WASHINGTON: The National Security Agency wants those who administer “National Security Systems, Department of Defense networks, and Defense Industrial Base systems” to use a zero-trust security model.

The NSA guidance follows a Feb. 23 Senate Intelligence Committee hearing on the so-called SolarWinds hack, named after the Texas-based IT company SolarWinds Inc. originally breached and first disclosed publicly in December by security company FireEye, who was also breached. NSA’s guidance also follows last week’s news that the National Aeronautics and Space Association and Federal Aviation Administration have been added to the list of organizations breached as part of the wide-ranging hack.

Government officials, industry executives, and security experts have characterized the SolarWinds hack as one of the largest known cyber campaigns ever waged against the U.S. public and private sectors. FireEye CEO Kevin Mandia and Microsoft President Brad Smith told senators they believe Russian intelligence conducted the hack and that the primary motive was cyberespionage. The U.S. government has not yet formally attributed the attack to Russia. The hack is still being investigated and its consequences assessed by the FBI, government agencies, and companies.

Zero trust is “a security model, a set of system design principles, and a coordinated cybersecurity and system management strategy,” NSA’s guidance notes. It’s a “data-center centric” approach to security, which assumes the worst, that an organization is already breached or will be breached. Based on “assumed breach,” zero-trust models apply the security principle of “least privilege” to every user and node in a network, enforced with risk-based access control, security monitoring, and security automation.

NSA’s guidance provides three model cases for how zero-trust works, in contrast to older security models. The “compromised supply chain” appears to clearly, though not directly, refer to the SolarWinds hack. “In this example,” the guidance reads, “a malicious actor embeds malicious code in a popular enterprise network device or application.
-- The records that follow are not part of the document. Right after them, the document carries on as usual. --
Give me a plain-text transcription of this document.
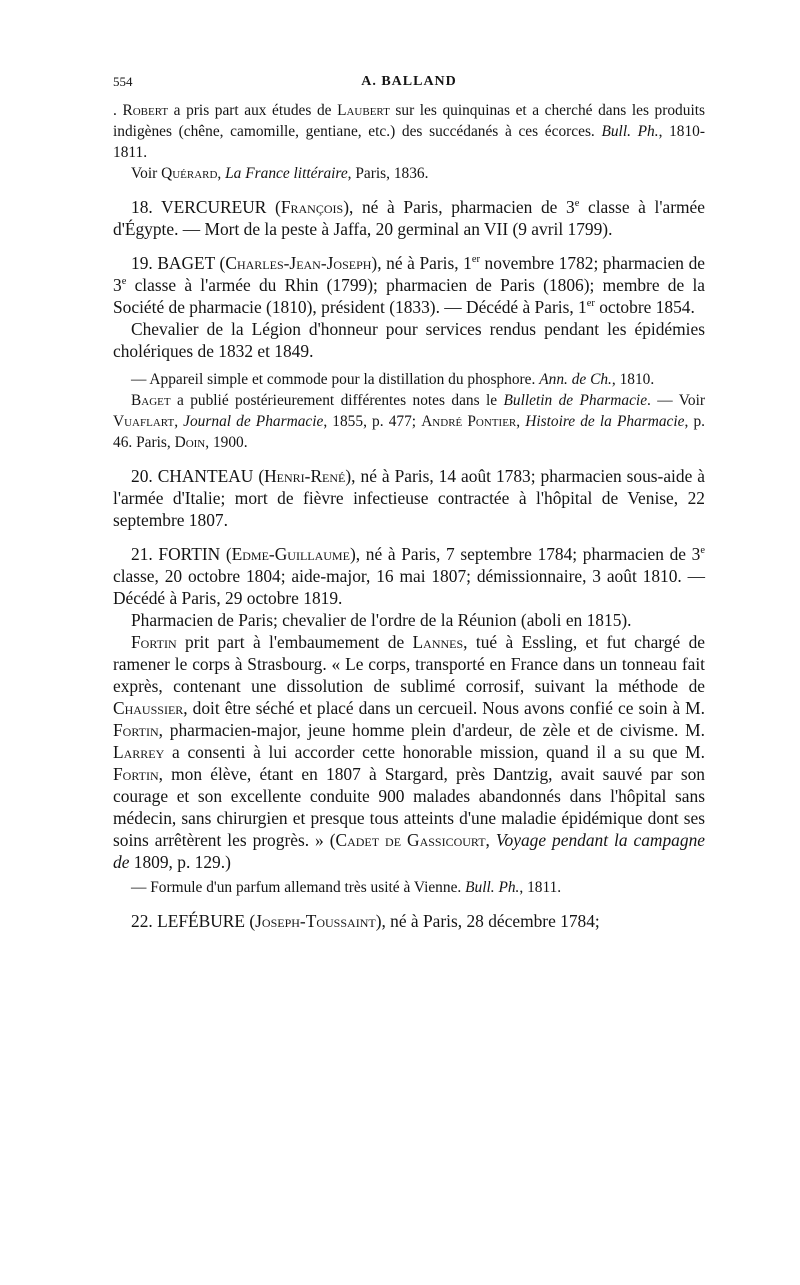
554	A. BALLAND

. Robert a pris part aux études de Laubert sur les quinquinas et a cherché dans les produits indigènes (chêne, camomille, gentiane, etc.) des succédanés à ces écorces. Bull. Ph., 1810-1811.

Voir Quérard, La France littéraire, Paris, 1836.

18. VERCUREUR (François), né à Paris, pharmacien de 3e classe à l'armée d'Égypte. — Mort de la peste à Jaffa, 20 germinal an VII (9 avril 1799).

19. BAGET (Charles-Jean-Joseph), né à Paris, 1er novembre 1782; pharmacien de 3e classe à l'armée du Rhin (1799); pharmacien de Paris (1806); membre de la Société de pharmacie (1810), président (1833). — Décédé à Paris, 1er octobre 1854.

Chevalier de la Légion d'honneur pour services rendus pendant les épidémies cholériques de 1832 et 1849.

— Appareil simple et commode pour la distillation du phosphore. Ann. de Ch., 1810.

Baget a publié postérieurement différentes notes dans le Bulletin de Pharmacie. — Voir Vuaflart, Journal de Pharmacie, 1855, p. 477; André Pontier, Histoire de la Pharmacie, p. 46. Paris, Doin, 1900.

20. CHANTEAU (Henri-René), né à Paris, 14 août 1783; pharmacien sous-aide à l'armée d'Italie; mort de fièvre infectieuse contractée à l'hôpital de Venise, 22 septembre 1807.

21. FORTIN (Edme-Guillaume), né à Paris, 7 septembre 1784; pharmacien de 3e classe, 20 octobre 1804; aide-major, 16 mai 1807; démissionnaire, 3 août 1810. — Décédé à Paris, 29 octobre 1819.

Pharmacien de Paris; chevalier de l'ordre de la Réunion (aboli en 1815).

Fortin prit part à l'embaumement de Lannes, tué à Essling, et fut chargé de ramener le corps à Strasbourg. « Le corps, transporté en France dans un tonneau fait exprès, contenant une dissolution de sublimé corrosif, suivant la méthode de Chaussier, doit être séché et placé dans un cercueil. Nous avons confié ce soin à M. Fortin, pharmacien-major, jeune homme plein d'ardeur, de zèle et de civisme. M. Larrey a consenti à lui accorder cette honorable mission, quand il a su que M. Fortin, mon élève, étant en 1807 à Stargard, près Dantzig, avait sauvé par son courage et son excellente conduite 900 malades abandonnés dans l'hôpital sans médecin, sans chirurgien et presque tous atteints d'une maladie épidémique dont ses soins arrêtèrent les progrès. » (Cadet de Gassicourt, Voyage pendant la campagne de 1809, p. 129.)

— Formule d'un parfum allemand très usité à Vienne. Bull. Ph., 1811.

22. LEFÉBURE (Joseph-Toussaint), né à Paris, 28 décembre 1784;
The device or application is maintained and regularly updated on the organization’s network in accordance with best practices.”

The scenario alludes to how threat actors compromised SolarWinds Inc.’s Orion Platform, used by nearly 33,000 customers to monitor and manage IT infrastructure according to company Securities and Exchange Commission filings, by stealthily inserting malicious code into a legitimate software update. The hidden code gave the attackers a backdoor into any organization that installed the compromised software update. So far, nine federal organizations and at least 100 companies have said they were breached.

Smith testified that a team of internal Microsoft security experts investigating the breach at the company estimated that the SolarWinds hack involved the work of “at least 1,000 engineers,” the sort of scale that would require a government’s commitment of people and money.

The zero-trust model is not a recent development in the security community. The concept predates the term, which was first used a decade ago. But as IT resources have migrated from organizational premises – both into the cloud and with increasingly mobile (and largely remote, since the pandemic) employees – the traditional network perimeter approach to security has been viewed by experts as increasingly inadequate and ineffective. Zero trust is increasingly seen as the best alternative model to perimeter security.

At the Senate Intelligence Committee hearing a remarkable exchange occurred, illustrating the different mindsets behind traditional perimeter-focused security and the newer zero-trust model. Sen. Ron Wyden questioned Mandia, Smith, SolarWinds CEO Sudhakar Ramakrishna, and CrowdStrike CEO George Kurtz on the role of “properly configured firewalls,” which have historically been a key component in perimeter security strategies. Referencing formerly issued NSA and National Institute of Standards and Technology guidance, Wyden pressed the witnesses for a “yes/no answer” on whether they agree firewalls are “Security 101” and effective in thwarting threat actors.

To which, Mandia replied, “I’m going to give you the ‘it depends.’ The bottom line is this: We do over 600 red teams a year. Firewalls never stopped one of them. …In theory, it’s a solid thing, but it’s academic. In practice, it is operationally cumbersome –” at which point Wyden cut off Mandia.

Ramakrishna agreed.

Smith replied, “I’m squarely in the ‘it depends’ camp for the same reasons that Kevin is.”

Kurtz replied, “Firewalls help, but are insufficient,” agreeing with Mandia’s and Smith’s assessments. “There isn’t a breach we’ve investigated that the company didn’t have a firewall and even legacy antivirus. So, when you look at the capabilities of a firewall, they’re needed, but certainly they’re not the be-all, end-all. And, generally, they’re a speedbump on the information superhighway for the bad guys.”

Since firewalls and other traditional network security appliances, thought by most casual observers to be a fundamental barrier to attack, clearly aren’t enough, the move to the more holistic zero-trust model becomes easily explicable.

It’s a better-suited strategy to today’s more geographically dispersed enterprise IT environments and threat actors capable of bypassing traditional network perimeter safeguards.